Mijn ouders dwongen me niet om naar deze scholen te gaan. Maar … als ouders geloofden ze dat ik uitzonderlijk was en alles zou kunnen bereiken als ik er mijn zinnen op zette. Ik geloofde ze helemaal niet, maar wilde zo graag bewijzen dat ze gelijk hadden. Ik wilde vooral dat mijn vader gelijk kreeg. (Het was zo triest dat hij stierf toen ik op de middelbare school zat, en dat heeft hij nooit gezien. Maar ik weet dat hij trots op me zou zijn geweest, wat ik ook deed.)
Ik heb hard gewerkt om dit doel te bereiken. Maar ik had ernstige twijfels of ik intellectueel goed was met de grootste geesten, en daarom was het ook erg belangrijk voor mijn zelfidentiteit om te ontdekken of ik binnen kon komen. Ik kwam van een openbare HS die een middelmatige staat van dienst had van kinderen die naar Ivy League-scholen gaan. Dus ik had het gevoel dat ik veel te bewijzen had – ik wilde mezelf testen op wat ik voelde als de ultieme test.
Ik had geen idee of ik op een van deze scholen zou komen, dus ik ontving de grote enveloppen was een enorme sensatie.

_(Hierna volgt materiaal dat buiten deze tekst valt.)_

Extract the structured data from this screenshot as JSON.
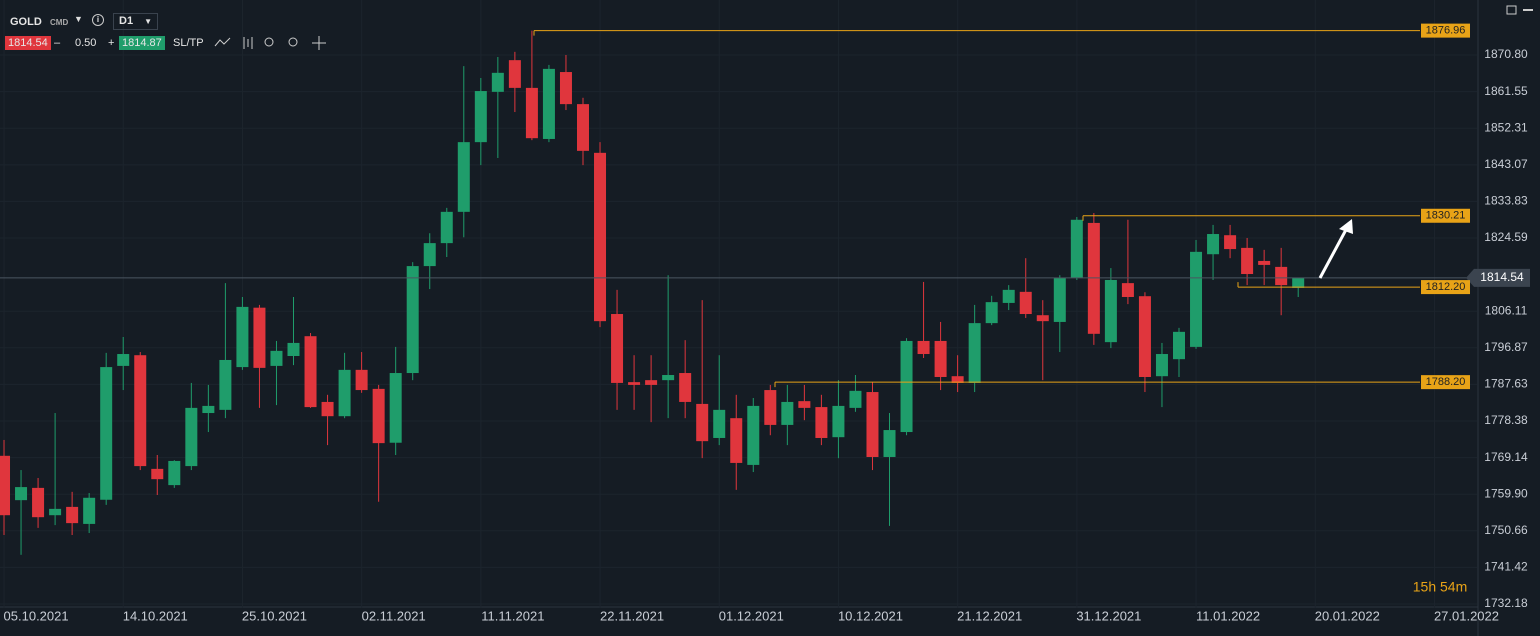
{
  "toolbar": {
    "symbol": "GOLD",
    "market": "CMD",
    "timeframe": "D1",
    "bid": "1814.54",
    "spread": "0.50",
    "ask": "1814.87",
    "minus": "–",
    "plus": "+",
    "sltp": "SL/TP"
  },
  "chart_data": {
    "type": "candlestick",
    "categories": [
      null,
      null,
      "05.10.2021",
      null,
      null,
      null,
      null,
      null,
      null,
      "14.10.2021",
      null,
      null,
      null,
      null,
      null,
      null,
      "25.10.2021",
      null,
      null,
      null,
      null,
      null,
      null,
      "02.11.2021",
      null,
      null,
      null,
      null,
      null,
      null,
      "11.11.2021",
      null,
      null,
      null,
      null,
      null,
      null,
      "22.11.2021",
      null,
      null,
      null,
      null,
      null,
      null,
      "01.12.2021",
      null,
      null,
      null,
      null,
      null,
      null,
      "10.12.2021",
      null,
      null,
      null,
      null,
      null,
      null,
      "21.12.2021",
      null,
      null,
      null,
      null,
      null,
      null,
      "31.12.2021",
      null,
      null,
      null,
      null,
      null,
      null,
      "11.01.2022",
      null,
      null,
      null,
      null,
      null,
      null,
      "20.01.2022",
      null,
      null,
      null,
      null,
      null,
      null,
      "27.01.2022"
    ],
    "open": [
      1769.6,
      1758.4,
      1761.5,
      1754.6,
      1756.7,
      1752.4,
      1758.5,
      1792.3,
      1795.0,
      1766.3,
      1762.2,
      1767.0,
      1780.4,
      1781.2,
      1792.0,
      1807.0,
      1792.3,
      1794.8,
      1799.8,
      1783.2,
      1779.6,
      1791.3,
      1786.5,
      1772.9,
      1790.5,
      1817.5,
      1823.3,
      1831.2,
      1848.8,
      1861.5,
      1869.5,
      1862.5,
      1849.6,
      1866.5,
      1858.4,
      1846.1,
      1805.4,
      1788.2,
      1788.7,
      1788.7,
      1790.5,
      1782.7,
      1774.1,
      1779.1,
      1767.3,
      1786.2,
      1777.4,
      1783.4,
      1781.9,
      1774.3,
      1781.7,
      1785.7,
      1769.3,
      1775.6,
      1798.6,
      1798.6,
      1789.7,
      1788.0,
      1803.1,
      1808.2,
      1811.0,
      1805.1,
      1803.4,
      1814.5,
      1828.4,
      1798.3,
      1813.2,
      1809.9,
      1789.7,
      1794.0,
      1797.1,
      1820.5,
      1825.3,
      1822.1,
      1818.8,
      1817.3,
      1812.0,
      null,
      null,
      null,
      null,
      null,
      null,
      null,
      null,
      null,
      null
    ],
    "high": [
      1773.6,
      1766.0,
      1764.0,
      1780.4,
      1760.5,
      1760.2,
      1795.6,
      1799.6,
      1795.8,
      1769.8,
      1768.5,
      1788.0,
      1787.5,
      1813.2,
      1809.7,
      1807.7,
      1798.6,
      1809.7,
      1800.6,
      1785.0,
      1795.6,
      1795.8,
      1787.5,
      1797.1,
      1818.5,
      1825.8,
      1832.2,
      1868.0,
      1865.0,
      1870.3,
      1871.6,
      1876.96,
      1868.3,
      1870.8,
      1860.0,
      1848.8,
      1811.5,
      1795.0,
      1795.0,
      1815.2,
      1798.8,
      1808.9,
      1795.0,
      1785.0,
      1784.2,
      1787.5,
      1787.5,
      1787.5,
      1785.0,
      1788.7,
      1790.0,
      1788.2,
      1780.4,
      1799.3,
      1813.5,
      1803.4,
      1795.0,
      1807.7,
      1810.0,
      1812.7,
      1819.5,
      1808.9,
      1815.2,
      1829.9,
      1830.9,
      1817.0,
      1829.2,
      1810.9,
      1798.1,
      1801.9,
      1824.1,
      1827.9,
      1827.9,
      1824.6,
      1821.6,
      1822.1,
      1814.5,
      null,
      null,
      null,
      null,
      null,
      null,
      null,
      null,
      null,
      null
    ],
    "low": [
      1749.6,
      1744.6,
      1751.4,
      1752.1,
      1749.6,
      1750.1,
      1757.2,
      1786.2,
      1766.0,
      1759.7,
      1761.5,
      1766.0,
      1775.6,
      1779.1,
      1791.3,
      1781.7,
      1782.4,
      1792.5,
      1781.7,
      1772.3,
      1779.1,
      1785.5,
      1758.0,
      1769.8,
      1788.7,
      1811.7,
      1819.8,
      1824.8,
      1843.0,
      1844.8,
      1856.4,
      1849.3,
      1848.8,
      1856.9,
      1843.0,
      1802.1,
      1781.2,
      1781.2,
      1778.1,
      1779.1,
      1779.1,
      1769.0,
      1772.3,
      1761.0,
      1765.5,
      1774.8,
      1772.3,
      1778.6,
      1772.3,
      1769.0,
      1780.7,
      1766.0,
      1751.9,
      1774.8,
      1794.3,
      1786.2,
      1785.7,
      1785.7,
      1802.6,
      1806.4,
      1804.4,
      1788.7,
      1795.8,
      1814.0,
      1797.6,
      1796.8,
      1807.9,
      1785.7,
      1781.9,
      1789.5,
      1796.6,
      1814.0,
      1819.5,
      1812.7,
      1812.7,
      1805.1,
      1809.7,
      null,
      null,
      null,
      null,
      null,
      null,
      null,
      null,
      null,
      null
    ],
    "close": [
      1754.6,
      1761.7,
      1754.1,
      1756.2,
      1752.6,
      1759.0,
      1792.0,
      1795.3,
      1767.0,
      1763.7,
      1768.3,
      1781.7,
      1782.2,
      1793.8,
      1807.2,
      1791.8,
      1796.1,
      1798.1,
      1781.9,
      1779.6,
      1791.3,
      1786.2,
      1772.8,
      1790.5,
      1817.5,
      1823.3,
      1831.2,
      1848.8,
      1861.7,
      1866.3,
      1862.5,
      1849.8,
      1867.3,
      1858.4,
      1846.6,
      1803.6,
      1788.0,
      1787.5,
      1787.5,
      1790.0,
      1783.2,
      1773.3,
      1781.2,
      1767.8,
      1782.2,
      1777.4,
      1783.2,
      1781.7,
      1774.1,
      1782.2,
      1786.0,
      1769.3,
      1776.1,
      1798.6,
      1795.3,
      1789.5,
      1788.0,
      1803.1,
      1808.4,
      1811.5,
      1805.4,
      1803.6,
      1814.5,
      1829.2,
      1800.4,
      1814.0,
      1809.7,
      1789.5,
      1795.3,
      1800.9,
      1821.1,
      1825.6,
      1821.8,
      1815.5,
      1817.8,
      1812.7,
      1814.5,
      null,
      null,
      null,
      null,
      null,
      null,
      null,
      null,
      null,
      null
    ],
    "up_color": "#1f9d6b",
    "down_color": "#e0363d",
    "ylim": [
      1731.17,
      1884.69
    ],
    "yticks": [
      {
        "value": 1870.8,
        "label": "1870.80"
      },
      {
        "value": 1861.55,
        "label": "1861.55"
      },
      {
        "value": 1852.31,
        "label": "1852.31"
      },
      {
        "value": 1843.07,
        "label": "1843.07"
      },
      {
        "value": 1833.83,
        "label": "1833.83"
      },
      {
        "value": 1824.59,
        "label": "1824.59"
      },
      {
        "value": 1806.11,
        "label": "1806.11"
      },
      {
        "value": 1796.87,
        "label": "1796.87"
      },
      {
        "value": 1787.63,
        "label": "1787.63"
      },
      {
        "value": 1778.38,
        "label": "1778.38"
      },
      {
        "value": 1769.14,
        "label": "1769.14"
      },
      {
        "value": 1759.9,
        "label": "1759.90"
      },
      {
        "value": 1750.66,
        "label": "1750.66"
      },
      {
        "value": 1741.42,
        "label": "1741.42"
      },
      {
        "value": 1732.18,
        "label": "1732.18"
      }
    ],
    "grid": true,
    "levels": [
      {
        "value": 1876.96,
        "label": "1876.96"
      },
      {
        "value": 1830.21,
        "label": "1830.21"
      },
      {
        "value": 1812.2,
        "label": "1812.20"
      },
      {
        "value": 1788.2,
        "label": "1788.20"
      }
    ],
    "level_color": "#e8a317",
    "current_price": {
      "value": 1814.54,
      "label": "1814.54"
    },
    "countdown": "15h 54m"
  }
}
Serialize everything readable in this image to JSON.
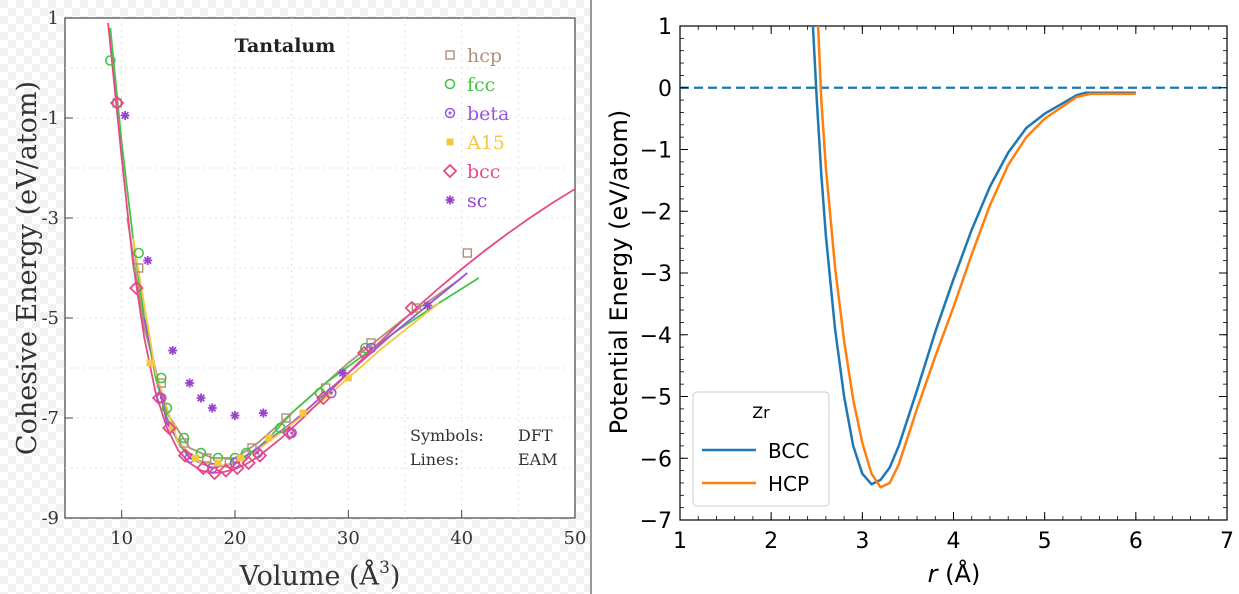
{
  "chart_data": [
    {
      "type": "scatter",
      "title": "Tantalum",
      "xlabel": "Volume (Å",
      "xlabel_sup": "3",
      "xlabel_close": ")",
      "ylabel": "Cohesive Energy (eV/atom)",
      "xlim": [
        5,
        50
      ],
      "ylim": [
        -9,
        1
      ],
      "xticks": [
        10,
        20,
        30,
        40,
        50
      ],
      "yticks": [
        1,
        -1,
        -3,
        -5,
        -7,
        -9
      ],
      "legend_position": "top-right",
      "note_symbols_label": "Symbols:",
      "note_symbols_value": "DFT",
      "note_lines_label": "Lines:",
      "note_lines_value": "EAM",
      "series": [
        {
          "name": "hcp",
          "color": "#b0907a",
          "marker": "square",
          "points": [
            [
              9.6,
              -0.7
            ],
            [
              11.5,
              -4.0
            ],
            [
              13.5,
              -6.3
            ],
            [
              15.5,
              -7.5
            ],
            [
              17.5,
              -7.8
            ],
            [
              19.5,
              -7.9
            ],
            [
              21.5,
              -7.6
            ],
            [
              24.5,
              -7.0
            ],
            [
              28,
              -6.4
            ],
            [
              32,
              -5.5
            ],
            [
              36,
              -4.8
            ],
            [
              40.5,
              -3.7
            ]
          ],
          "line": [
            [
              10.5,
              -3.0
            ],
            [
              12,
              -5.2
            ],
            [
              14,
              -6.9
            ],
            [
              16,
              -7.6
            ],
            [
              18,
              -7.8
            ],
            [
              20,
              -7.8
            ],
            [
              22,
              -7.5
            ],
            [
              25,
              -6.9
            ],
            [
              30,
              -5.9
            ],
            [
              35,
              -5.0
            ],
            [
              40,
              -4.2
            ]
          ]
        },
        {
          "name": "fcc",
          "color": "#44c444",
          "marker": "circle",
          "points": [
            [
              9.0,
              0.15
            ],
            [
              11.5,
              -3.7
            ],
            [
              13.5,
              -6.2
            ],
            [
              14.0,
              -6.8
            ],
            [
              15.5,
              -7.4
            ],
            [
              17.0,
              -7.7
            ],
            [
              18.5,
              -7.8
            ],
            [
              20.0,
              -7.8
            ],
            [
              21.0,
              -7.7
            ],
            [
              24.0,
              -7.2
            ],
            [
              27.5,
              -6.5
            ],
            [
              31.5,
              -5.6
            ]
          ],
          "line": [
            [
              9.0,
              0.8
            ],
            [
              10,
              -1.5
            ],
            [
              11,
              -3.4
            ],
            [
              12,
              -5.0
            ],
            [
              13,
              -6.2
            ],
            [
              14,
              -7.0
            ],
            [
              15,
              -7.5
            ],
            [
              16,
              -7.8
            ],
            [
              17.5,
              -7.9
            ],
            [
              19,
              -7.95
            ],
            [
              21,
              -7.8
            ],
            [
              23,
              -7.4
            ],
            [
              25,
              -6.9
            ],
            [
              28,
              -6.3
            ],
            [
              31,
              -5.8
            ],
            [
              34,
              -5.3
            ],
            [
              38,
              -4.7
            ],
            [
              41.5,
              -4.2
            ]
          ]
        },
        {
          "name": "beta",
          "color": "#9955dd",
          "marker": "dotcircle",
          "points": [
            [
              13.5,
              -6.6
            ],
            [
              16,
              -7.8
            ],
            [
              18,
              -8.0
            ],
            [
              20,
              -7.9
            ],
            [
              22,
              -7.7
            ],
            [
              25,
              -7.3
            ],
            [
              28.5,
              -6.5
            ],
            [
              32,
              -5.6
            ]
          ],
          "line": [
            [
              12,
              -5.0
            ],
            [
              14,
              -7.1
            ],
            [
              16,
              -7.8
            ],
            [
              18,
              -8.0
            ],
            [
              20,
              -7.9
            ],
            [
              22,
              -7.6
            ],
            [
              25,
              -7.1
            ],
            [
              29,
              -6.3
            ],
            [
              34,
              -5.3
            ],
            [
              40.5,
              -4.1
            ]
          ]
        },
        {
          "name": "A15",
          "color": "#f5c842",
          "marker": "smallsquare",
          "points": [
            [
              12.5,
              -5.9
            ],
            [
              14.5,
              -7.2
            ],
            [
              16.5,
              -7.8
            ],
            [
              18.5,
              -7.9
            ],
            [
              20.5,
              -7.8
            ],
            [
              23,
              -7.4
            ],
            [
              26,
              -6.9
            ],
            [
              30,
              -6.2
            ]
          ],
          "line": [
            [
              11,
              -3.4
            ],
            [
              13,
              -6.1
            ],
            [
              15,
              -7.5
            ],
            [
              17,
              -7.9
            ],
            [
              19,
              -7.95
            ],
            [
              21,
              -7.8
            ],
            [
              24,
              -7.3
            ],
            [
              28,
              -6.6
            ],
            [
              33,
              -5.6
            ],
            [
              38,
              -4.7
            ]
          ]
        },
        {
          "name": "bcc",
          "color": "#e8488a",
          "marker": "diamond",
          "points": [
            [
              9.6,
              -0.7
            ],
            [
              11.3,
              -4.4
            ],
            [
              13.3,
              -6.6
            ],
            [
              14.2,
              -7.2
            ],
            [
              15.6,
              -7.75
            ],
            [
              17.2,
              -8.0
            ],
            [
              18.2,
              -8.1
            ],
            [
              19.2,
              -8.05
            ],
            [
              20.2,
              -8.0
            ],
            [
              21.2,
              -7.9
            ],
            [
              22.2,
              -7.75
            ],
            [
              24.8,
              -7.3
            ],
            [
              27.8,
              -6.6
            ],
            [
              31.4,
              -5.7
            ],
            [
              35.6,
              -4.8
            ]
          ],
          "line": [
            [
              8.8,
              0.9
            ],
            [
              10,
              -1.8
            ],
            [
              11,
              -3.9
            ],
            [
              12,
              -5.4
            ],
            [
              13,
              -6.5
            ],
            [
              14,
              -7.2
            ],
            [
              15,
              -7.65
            ],
            [
              16,
              -7.9
            ],
            [
              17,
              -8.05
            ],
            [
              18,
              -8.1
            ],
            [
              19,
              -8.08
            ],
            [
              20,
              -8.02
            ],
            [
              21,
              -7.92
            ],
            [
              22,
              -7.78
            ],
            [
              24,
              -7.42
            ],
            [
              26,
              -7.0
            ],
            [
              28,
              -6.55
            ],
            [
              30,
              -6.1
            ],
            [
              32,
              -5.65
            ],
            [
              34,
              -5.22
            ],
            [
              36,
              -4.8
            ],
            [
              38,
              -4.4
            ],
            [
              40,
              -4.02
            ],
            [
              42,
              -3.66
            ],
            [
              44,
              -3.32
            ],
            [
              46,
              -3.0
            ],
            [
              48,
              -2.7
            ],
            [
              50,
              -2.42
            ]
          ]
        },
        {
          "name": "sc",
          "color": "#9944cc",
          "marker": "star",
          "points": [
            [
              10.3,
              -0.95
            ],
            [
              12.3,
              -3.85
            ],
            [
              14.5,
              -5.65
            ],
            [
              16,
              -6.3
            ],
            [
              17.0,
              -6.6
            ],
            [
              18.0,
              -6.8
            ],
            [
              20.0,
              -6.95
            ],
            [
              22.5,
              -6.9
            ],
            [
              29.5,
              -6.1
            ],
            [
              37,
              -4.75
            ]
          ]
        }
      ]
    },
    {
      "type": "line",
      "title": "",
      "xlabel_italic": "r",
      "xlabel_rest": " (Å)",
      "ylabel": "Potential Energy (eV/atom)",
      "xlim": [
        1,
        7
      ],
      "ylim": [
        -7,
        1
      ],
      "xticks": [
        1,
        2,
        3,
        4,
        5,
        6,
        7
      ],
      "yticks": [
        1,
        0,
        -1,
        -2,
        -3,
        -4,
        -5,
        -6,
        -7
      ],
      "ytick_labels": [
        "1",
        "0",
        "−1",
        "−2",
        "−3",
        "−4",
        "−5",
        "−6",
        "−7"
      ],
      "hline": {
        "y": 0,
        "color": "#1f77b4",
        "style": "dashed"
      },
      "legend_title": "Zr",
      "legend_position": "bottom-left",
      "series": [
        {
          "name": "BCC",
          "color": "#1f77b4",
          "points": [
            [
              2.44,
              1.5
            ],
            [
              2.5,
              -0.2
            ],
            [
              2.55,
              -1.4
            ],
            [
              2.6,
              -2.4
            ],
            [
              2.7,
              -3.9
            ],
            [
              2.8,
              -5.0
            ],
            [
              2.9,
              -5.8
            ],
            [
              3.0,
              -6.25
            ],
            [
              3.1,
              -6.42
            ],
            [
              3.2,
              -6.35
            ],
            [
              3.3,
              -6.15
            ],
            [
              3.4,
              -5.8
            ],
            [
              3.6,
              -4.9
            ],
            [
              3.8,
              -3.95
            ],
            [
              4.0,
              -3.1
            ],
            [
              4.2,
              -2.3
            ],
            [
              4.4,
              -1.6
            ],
            [
              4.6,
              -1.05
            ],
            [
              4.8,
              -0.65
            ],
            [
              5.0,
              -0.42
            ],
            [
              5.2,
              -0.25
            ],
            [
              5.35,
              -0.12
            ],
            [
              5.45,
              -0.08
            ],
            [
              6.0,
              -0.08
            ]
          ]
        },
        {
          "name": "HCP",
          "color": "#ff7f0e",
          "points": [
            [
              2.5,
              1.5
            ],
            [
              2.55,
              -0.2
            ],
            [
              2.6,
              -1.3
            ],
            [
              2.7,
              -2.9
            ],
            [
              2.8,
              -4.1
            ],
            [
              2.9,
              -5.05
            ],
            [
              3.0,
              -5.75
            ],
            [
              3.1,
              -6.25
            ],
            [
              3.2,
              -6.47
            ],
            [
              3.3,
              -6.4
            ],
            [
              3.4,
              -6.1
            ],
            [
              3.6,
              -5.2
            ],
            [
              3.8,
              -4.35
            ],
            [
              4.0,
              -3.55
            ],
            [
              4.2,
              -2.7
            ],
            [
              4.4,
              -1.9
            ],
            [
              4.6,
              -1.25
            ],
            [
              4.8,
              -0.8
            ],
            [
              5.0,
              -0.5
            ],
            [
              5.2,
              -0.3
            ],
            [
              5.35,
              -0.15
            ],
            [
              5.5,
              -0.1
            ],
            [
              6.0,
              -0.1
            ]
          ]
        }
      ]
    }
  ]
}
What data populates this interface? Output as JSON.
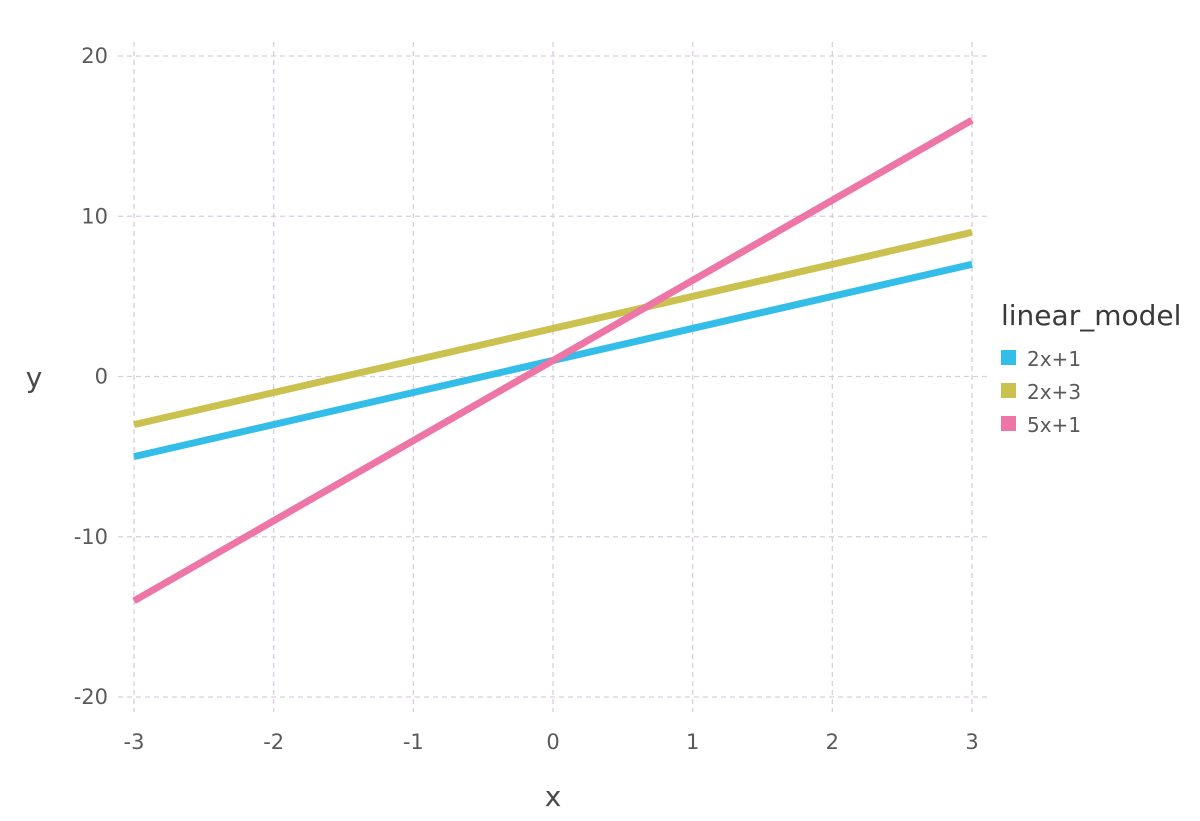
{
  "chart_data": {
    "type": "line",
    "title": "",
    "xlabel": "x",
    "ylabel": "y",
    "xlim": [
      -3,
      3
    ],
    "ylim": [
      -20,
      20
    ],
    "x_ticks": [
      -3,
      -2,
      -1,
      0,
      1,
      2,
      3
    ],
    "y_ticks": [
      -20,
      -10,
      0,
      10,
      20
    ],
    "x_tick_labels": [
      "-3",
      "-2",
      "-1",
      "0",
      "1",
      "2",
      "3"
    ],
    "y_tick_labels": [
      "-20",
      "-10",
      "0",
      "10",
      "20"
    ],
    "grid": true,
    "legend": {
      "title": "linear_model",
      "placement": "right"
    },
    "series": [
      {
        "name": "2x+1",
        "color": "#33bde9",
        "x": [
          -3,
          3
        ],
        "y": [
          -5,
          7
        ]
      },
      {
        "name": "2x+3",
        "color": "#cbc14f",
        "x": [
          -3,
          3
        ],
        "y": [
          -3,
          9
        ]
      },
      {
        "name": "5x+1",
        "color": "#ee76a6",
        "x": [
          -3,
          3
        ],
        "y": [
          -14,
          16
        ]
      }
    ]
  }
}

Elke keer dat er een arriveerde, las ik de brief in mijn kamer, terwijl mijn moeder beneden op het vonnis wachtte. De eerste brief was van Princeton. Ik herinner me dat ik naar beneden ging, en ik hoefde het haar niet eens te vertellen. Mijn moeder en ik deden een kleine grap in de keuken – zij, de recente weduwe, die zo hard had gestreden voor haar kinderen.
En mijn grootvader leerde weten dat zijn kleinzoon het ondenkbare had bereikt. Hij was in een verpleeghuis toen hij meer dan 90 jaar oud was. Hij kon nauwelijks horen, zien of lopen, maar zijn geest was scherp. Hij was geboren in een dorp zonder elektriciteit ; hij had bijna zijn hele, grote familie verloren in de Holocaust. Hij hield van de Amerikaanse droom, maar had waarschijnlijk altijd het gevoel dat zijn status in dit land op zijn best die van een bezoeker was. Toen mijn grootmoeder hem het nieuws over zijn kleinzoon vertelde toen ik in Princeton kwam, kan ik me niet voorstellen hoe dat hem moet hebben gevoeld.
Toen ik solliciteerde, en nadat ik binnenkwam, bezocht ik deze scholen; de sfeer van allemaal (extreem oude academische instellingen naar Amerikaanse maatstaven) versterkte alleen maar hun aura in mijn gedachten.
Nu zou ik kunnen praten over waarom ik voor Princeton koos, wat ik er zo van hield, en wat was er uniek aan. Maar de vraag die ons werd gesteld was: waarom heb ik gesolliciteerd.
Ik solliciteerde omdat ik wilde bereiken wat ik dacht dat het moeilijkste was om te bereiken. Ik wilde het beste ervaren dat het leven te bieden had, waarbij het beste iets betekende dat ik zou waarderen. Voor mij belichaamde Princeton – en de andere 2 – het beste. Daarom heb ik me aangemeld.